Speaking at the Festival of Learning last month - formerly known as Adult Learners’ Week - Mr Evans said that improving access to learning and skills is the closest “we have to a silver bullet” to overcome uncertainty following June’s Brexit vote.
“This year’s Festival of Learning takes place in the context of the Brexit vote and uncertainty over the future,” said Mr Evans.
“We have a new government, led by a new Prime Minister who has set out an ambition to lead the country so that it ‘works for everyone’. Improving access to learning and skills is the closest we have to a silver bullet for achieving this.
“At Learning and Work Institute, we believe that learning throughout life must be at the heart of the Prime Minister's plan to achieve her ambition.

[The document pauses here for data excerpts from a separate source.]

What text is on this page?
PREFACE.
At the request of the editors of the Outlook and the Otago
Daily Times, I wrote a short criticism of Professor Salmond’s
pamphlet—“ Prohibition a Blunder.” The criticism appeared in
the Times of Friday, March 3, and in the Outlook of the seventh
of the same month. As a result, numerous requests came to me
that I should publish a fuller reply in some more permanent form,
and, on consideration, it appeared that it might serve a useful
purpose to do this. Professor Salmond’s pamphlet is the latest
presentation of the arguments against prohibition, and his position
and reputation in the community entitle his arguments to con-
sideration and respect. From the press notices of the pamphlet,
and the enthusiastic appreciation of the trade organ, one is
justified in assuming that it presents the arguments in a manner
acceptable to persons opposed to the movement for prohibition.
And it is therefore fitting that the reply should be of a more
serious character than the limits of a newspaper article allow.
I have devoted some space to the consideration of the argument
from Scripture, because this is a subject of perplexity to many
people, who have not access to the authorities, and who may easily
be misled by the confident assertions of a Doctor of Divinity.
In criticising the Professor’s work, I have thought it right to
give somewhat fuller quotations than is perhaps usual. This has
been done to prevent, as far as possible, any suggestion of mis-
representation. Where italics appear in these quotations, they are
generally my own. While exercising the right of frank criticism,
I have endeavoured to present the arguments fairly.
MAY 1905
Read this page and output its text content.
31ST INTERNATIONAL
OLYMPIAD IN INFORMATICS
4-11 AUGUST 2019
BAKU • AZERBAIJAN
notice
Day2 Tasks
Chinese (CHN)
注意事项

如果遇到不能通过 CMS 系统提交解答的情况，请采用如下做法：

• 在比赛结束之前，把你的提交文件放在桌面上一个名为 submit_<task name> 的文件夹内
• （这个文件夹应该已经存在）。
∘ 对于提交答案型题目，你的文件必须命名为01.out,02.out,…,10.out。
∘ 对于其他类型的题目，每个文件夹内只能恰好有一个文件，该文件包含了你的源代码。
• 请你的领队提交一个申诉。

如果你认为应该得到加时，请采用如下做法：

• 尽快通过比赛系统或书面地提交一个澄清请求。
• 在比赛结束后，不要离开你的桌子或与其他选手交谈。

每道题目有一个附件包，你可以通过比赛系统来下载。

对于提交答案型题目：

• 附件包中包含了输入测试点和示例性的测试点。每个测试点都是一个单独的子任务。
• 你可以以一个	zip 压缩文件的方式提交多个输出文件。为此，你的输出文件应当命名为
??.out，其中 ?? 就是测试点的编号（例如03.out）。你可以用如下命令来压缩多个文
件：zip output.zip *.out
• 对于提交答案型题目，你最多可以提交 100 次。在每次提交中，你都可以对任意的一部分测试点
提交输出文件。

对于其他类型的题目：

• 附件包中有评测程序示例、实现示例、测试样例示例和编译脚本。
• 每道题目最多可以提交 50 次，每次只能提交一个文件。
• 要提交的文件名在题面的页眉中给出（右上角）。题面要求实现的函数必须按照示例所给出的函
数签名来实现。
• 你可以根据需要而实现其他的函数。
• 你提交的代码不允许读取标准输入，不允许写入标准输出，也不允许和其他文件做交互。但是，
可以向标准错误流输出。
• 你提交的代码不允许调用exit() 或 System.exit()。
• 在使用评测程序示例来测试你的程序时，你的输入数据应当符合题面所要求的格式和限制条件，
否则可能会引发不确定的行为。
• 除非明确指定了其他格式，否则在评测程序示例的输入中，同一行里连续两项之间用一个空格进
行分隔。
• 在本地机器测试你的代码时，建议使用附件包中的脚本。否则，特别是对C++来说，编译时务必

As well as that, we need new thinking to inspire adults to get back into learning.”
The Festival of Learning Awards 2016 recognises individuals and institutions who have contributed to improving learning opportunities across the country. This year, the event took place in Birmingham.
The Learning and Work Institute recognises the benefits of adult learning. It can help career prospects and open up opportunities that may not have been previously available.
Taking in information and gaining new skills can help to keep both mind and body stimulated, with studies claiming that adult learning helps ward off health problems later in life, like Alzheimer's disease and dementia.